Suppose that we have a multivariate normal random vector $$ (\log X_1,\dots,\log X_k) \sim N(\mu,\Sigma) \, , $$ with $\mu\in\mathbb{R}^k$ and $k\times k$ full rank symmetric positive definite matrix $\Sigma=(\sigma_{ij})$.

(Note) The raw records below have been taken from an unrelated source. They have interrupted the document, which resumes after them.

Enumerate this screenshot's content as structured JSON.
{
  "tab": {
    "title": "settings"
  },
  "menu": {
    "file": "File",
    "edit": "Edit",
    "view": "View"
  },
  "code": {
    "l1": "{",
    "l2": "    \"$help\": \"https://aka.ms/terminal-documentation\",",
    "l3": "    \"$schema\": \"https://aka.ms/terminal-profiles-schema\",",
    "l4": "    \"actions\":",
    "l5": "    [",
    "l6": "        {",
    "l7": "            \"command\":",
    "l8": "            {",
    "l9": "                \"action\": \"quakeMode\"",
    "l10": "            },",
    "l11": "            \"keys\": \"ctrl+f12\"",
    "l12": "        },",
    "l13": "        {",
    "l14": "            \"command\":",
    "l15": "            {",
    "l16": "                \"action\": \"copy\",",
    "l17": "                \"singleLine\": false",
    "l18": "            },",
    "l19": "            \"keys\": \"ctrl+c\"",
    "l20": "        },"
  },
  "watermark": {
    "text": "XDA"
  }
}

For the lognormal $(X_1,\dots,X_k)$ it is not difficult to prove that $$ m_i := \textrm{E}[X_i] = e^{\mu_i + \sigma_{ii}/2} \, , \quad i=1,\dots,k\, , $$ $$ c_{ij} := \textrm{Cov}[X_i,X_j] = m_i \,m_j \,(e^{\sigma_{ij}} - 1) \, , \quad i,j=1,\dots,k\, , $$

and it follows that $c_{ij}>-m_im_j$.

Hence, we can ask the converse question: given $m=(m_1,\dots,m_k)\in\mathbb{R}^k_+$ and $k\times k$ symmetric positive definite matrix $C=(c_{ij})$, satisfying $c_{ij}>-m_im_j$, if we let $$ \mu_i = \log m_i - \frac{1}{2} \log\left(\frac{c_{ii}}{m_i^2} + 1 \right) \, , \quad i=1,\dots,k \, , $$ $$ \sigma_{ij} = \log\left(\frac{c_{ij}}{m_i m_j} + 1 \right) \, , \quad i,j=1,\dots,k \, , $$ we will have a lognormal vector with the prescribed means and covariances.

The constraint on $C$ and $m$ is equivalent to the natural condition $\textrm{E}[X_i X_j]>0$.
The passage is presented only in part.